Mayor Carolyn Kirk and Municipal Resources Inc., the city's consultant in Gloucester's exhaustive 10-month search for a new fire chief, have done their best to convince city councilors and, yes, residents that Westland, Mich., Deputy Chief Eric Smith qualifies under the city's search ordinance, and that councilors should approve the mayor's selection of him for the chief's job. (See news story, Page 1).
A year as acting "battalion commander," on top of a year as full-fledged battalion chief and a year as deputy chief do theoretically add up to the three years of command experience the ordinance requires — assuming those jobs can be seen as equivalent to a deputy's post.
But the city's ordinance does not include a provision for "equivalent experience," despite the fact that different positions can include different levels of command in different departments across the country.
Of all the questions being raised about Smith's qualifications, the most significant may well be the one posed by first-year Ward 2 Councilor Melissa Cox. Noting that the city's ordinance specifically says the candidate "shall" — not "should," "can" or "might" — have three years' experience as "a deputy chief or higher," she asks: "How many people didn't apply because they didn't have the qualifications?"
While city officials scramble to try to show why Smith — clearly a strong choice given that he placed first on the assessment tests given the five semifinalists — meets the ordinance requirements, Cox suggests that "maybe we should scrap this selection (and start over)."
Painful as it sounds, that's now become a valid option, if only on a fast track.
It's a shame that a 10-month search, fraught with inside bickering over the Fire Department's representatives on the local search committee, is ending with questions over the qualifications of the pending chief. Yet that is indeed where we are. But it would not be fair to Smith or to anyone else to have him take the reins if there are any lingering clouds over whether he should have been a viable candidate in the first place.
Given those issues, the mayor and city councilors — while weighing once and for all on whether Smith's experience meets the city ordinance's demands — would do well to consider Cox's question, and reopen an accelerated new application process, along the lines of the following:
Revise the city's search ordinance to allow for "equivalent experience" to the three-year command requirement at the next City Council meeting, and give the revived local Search Committee the authority to carry out a renewed search if necessary.

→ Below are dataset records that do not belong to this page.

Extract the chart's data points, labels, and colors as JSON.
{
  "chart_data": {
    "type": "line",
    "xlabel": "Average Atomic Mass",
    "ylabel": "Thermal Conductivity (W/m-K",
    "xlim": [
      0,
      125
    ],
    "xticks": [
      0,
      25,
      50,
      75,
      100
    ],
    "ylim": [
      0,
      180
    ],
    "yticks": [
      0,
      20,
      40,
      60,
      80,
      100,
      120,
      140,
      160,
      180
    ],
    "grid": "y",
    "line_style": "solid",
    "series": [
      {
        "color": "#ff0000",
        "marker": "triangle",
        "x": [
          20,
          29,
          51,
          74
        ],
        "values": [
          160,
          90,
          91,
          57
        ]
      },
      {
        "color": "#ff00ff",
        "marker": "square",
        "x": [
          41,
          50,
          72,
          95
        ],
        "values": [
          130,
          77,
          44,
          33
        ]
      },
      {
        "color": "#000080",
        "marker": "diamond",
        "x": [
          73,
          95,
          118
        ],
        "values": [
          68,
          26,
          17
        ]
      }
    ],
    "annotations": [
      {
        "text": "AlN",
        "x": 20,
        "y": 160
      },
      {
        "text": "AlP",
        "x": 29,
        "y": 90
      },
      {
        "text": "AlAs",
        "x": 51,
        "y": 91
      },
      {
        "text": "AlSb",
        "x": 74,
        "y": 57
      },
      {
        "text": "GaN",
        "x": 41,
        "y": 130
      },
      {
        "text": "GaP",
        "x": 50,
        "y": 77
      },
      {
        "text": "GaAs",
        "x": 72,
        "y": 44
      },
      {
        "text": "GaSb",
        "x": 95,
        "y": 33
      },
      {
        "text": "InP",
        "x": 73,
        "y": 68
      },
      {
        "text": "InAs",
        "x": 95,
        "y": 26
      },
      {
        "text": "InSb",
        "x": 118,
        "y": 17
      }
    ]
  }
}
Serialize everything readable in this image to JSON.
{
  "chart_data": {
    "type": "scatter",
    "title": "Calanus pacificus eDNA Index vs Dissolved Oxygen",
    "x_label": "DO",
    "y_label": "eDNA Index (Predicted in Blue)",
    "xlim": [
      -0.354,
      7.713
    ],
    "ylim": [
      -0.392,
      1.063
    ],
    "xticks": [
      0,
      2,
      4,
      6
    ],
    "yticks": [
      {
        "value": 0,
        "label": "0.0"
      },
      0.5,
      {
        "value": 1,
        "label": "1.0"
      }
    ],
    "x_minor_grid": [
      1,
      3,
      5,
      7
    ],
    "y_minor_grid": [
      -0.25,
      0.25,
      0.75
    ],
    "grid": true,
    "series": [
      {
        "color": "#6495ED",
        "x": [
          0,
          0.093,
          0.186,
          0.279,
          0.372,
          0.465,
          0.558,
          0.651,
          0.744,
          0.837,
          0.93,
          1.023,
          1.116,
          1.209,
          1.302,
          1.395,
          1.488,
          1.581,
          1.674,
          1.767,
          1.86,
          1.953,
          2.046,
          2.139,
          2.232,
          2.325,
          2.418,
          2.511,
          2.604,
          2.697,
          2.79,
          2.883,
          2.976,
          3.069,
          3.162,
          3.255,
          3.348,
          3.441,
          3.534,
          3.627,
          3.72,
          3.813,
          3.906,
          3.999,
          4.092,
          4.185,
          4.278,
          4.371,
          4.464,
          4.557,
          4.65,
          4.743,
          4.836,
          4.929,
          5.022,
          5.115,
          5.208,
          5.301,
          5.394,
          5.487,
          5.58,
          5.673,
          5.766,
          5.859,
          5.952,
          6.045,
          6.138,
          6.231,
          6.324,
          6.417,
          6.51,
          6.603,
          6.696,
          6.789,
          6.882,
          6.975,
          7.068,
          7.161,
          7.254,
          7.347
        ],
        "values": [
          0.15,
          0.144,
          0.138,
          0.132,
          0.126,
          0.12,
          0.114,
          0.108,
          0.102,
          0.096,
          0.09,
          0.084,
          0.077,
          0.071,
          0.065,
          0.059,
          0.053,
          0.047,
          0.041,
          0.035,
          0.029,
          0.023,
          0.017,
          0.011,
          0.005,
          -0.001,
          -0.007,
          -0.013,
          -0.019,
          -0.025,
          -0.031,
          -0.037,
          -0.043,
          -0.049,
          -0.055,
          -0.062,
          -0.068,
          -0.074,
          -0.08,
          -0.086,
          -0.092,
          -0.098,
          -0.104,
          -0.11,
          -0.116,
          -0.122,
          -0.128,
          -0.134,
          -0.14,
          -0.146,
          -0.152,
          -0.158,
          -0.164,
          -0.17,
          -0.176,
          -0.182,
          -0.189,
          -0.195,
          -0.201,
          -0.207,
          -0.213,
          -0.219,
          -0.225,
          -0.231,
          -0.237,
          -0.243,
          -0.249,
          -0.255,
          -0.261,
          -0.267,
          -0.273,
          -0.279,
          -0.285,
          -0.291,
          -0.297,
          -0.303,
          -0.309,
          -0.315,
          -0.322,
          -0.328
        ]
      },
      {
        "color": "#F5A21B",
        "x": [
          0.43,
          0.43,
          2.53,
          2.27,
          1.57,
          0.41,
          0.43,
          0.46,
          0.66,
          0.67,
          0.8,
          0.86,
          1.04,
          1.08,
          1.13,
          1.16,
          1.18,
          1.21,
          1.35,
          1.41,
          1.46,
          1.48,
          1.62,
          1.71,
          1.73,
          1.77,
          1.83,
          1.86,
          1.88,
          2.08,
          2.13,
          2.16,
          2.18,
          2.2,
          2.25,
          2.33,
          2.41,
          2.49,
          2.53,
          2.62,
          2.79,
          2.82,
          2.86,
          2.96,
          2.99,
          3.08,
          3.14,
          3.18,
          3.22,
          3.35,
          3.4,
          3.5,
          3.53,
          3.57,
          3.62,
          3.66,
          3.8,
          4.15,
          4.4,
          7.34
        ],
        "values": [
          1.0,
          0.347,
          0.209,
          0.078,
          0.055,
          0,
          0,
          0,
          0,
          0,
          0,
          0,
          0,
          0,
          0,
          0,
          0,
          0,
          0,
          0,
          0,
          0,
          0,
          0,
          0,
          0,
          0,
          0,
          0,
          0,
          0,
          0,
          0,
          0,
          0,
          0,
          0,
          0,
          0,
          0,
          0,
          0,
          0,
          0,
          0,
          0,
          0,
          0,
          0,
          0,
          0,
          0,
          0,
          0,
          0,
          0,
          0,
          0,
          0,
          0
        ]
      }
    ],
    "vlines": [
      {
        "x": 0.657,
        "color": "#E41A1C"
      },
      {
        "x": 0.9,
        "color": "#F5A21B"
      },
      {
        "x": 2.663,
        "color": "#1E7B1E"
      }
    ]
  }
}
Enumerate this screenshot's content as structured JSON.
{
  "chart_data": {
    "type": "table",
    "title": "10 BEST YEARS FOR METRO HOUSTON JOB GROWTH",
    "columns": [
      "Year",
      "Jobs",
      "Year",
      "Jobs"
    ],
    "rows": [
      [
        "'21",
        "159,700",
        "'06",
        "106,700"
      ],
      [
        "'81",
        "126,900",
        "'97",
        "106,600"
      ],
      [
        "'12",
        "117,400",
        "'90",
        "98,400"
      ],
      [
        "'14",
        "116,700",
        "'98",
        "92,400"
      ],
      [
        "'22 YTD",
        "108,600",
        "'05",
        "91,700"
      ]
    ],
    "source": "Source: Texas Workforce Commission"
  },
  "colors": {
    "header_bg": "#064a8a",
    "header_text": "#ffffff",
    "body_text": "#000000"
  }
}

Reopen the application process for three to four weeks, allowing other qualified candidates who might have "equivalent experience" but did not seek the job to express interest in the position.
Let the Search Committee - not MRI or a new consultant — handle the applications and contract to carry out any new needed assessments of new candidates.
Retain the list of current finalists — including Smith — with the idea that one or more new candidates could be added to the list.
Finally, reconsider a renewed list of finalists and forward that to Mayor Kirk — hopefully within six weeks.
That process may well lead to the renomination of Smith. And that would be fine, if he remains the best qualified candidate. It may lead to finding a new applicant from inside or outside the department who was wrongly frozen out of the initial search, but could be considered now. That would be fine as well.
The bottom line is for the city to bring on the best qualified chief's candidate it can possibly find, and one who would not take the reins under a cloud of questions or skepticism.
Making a choice clouded with questions is the one choice the council cannot make.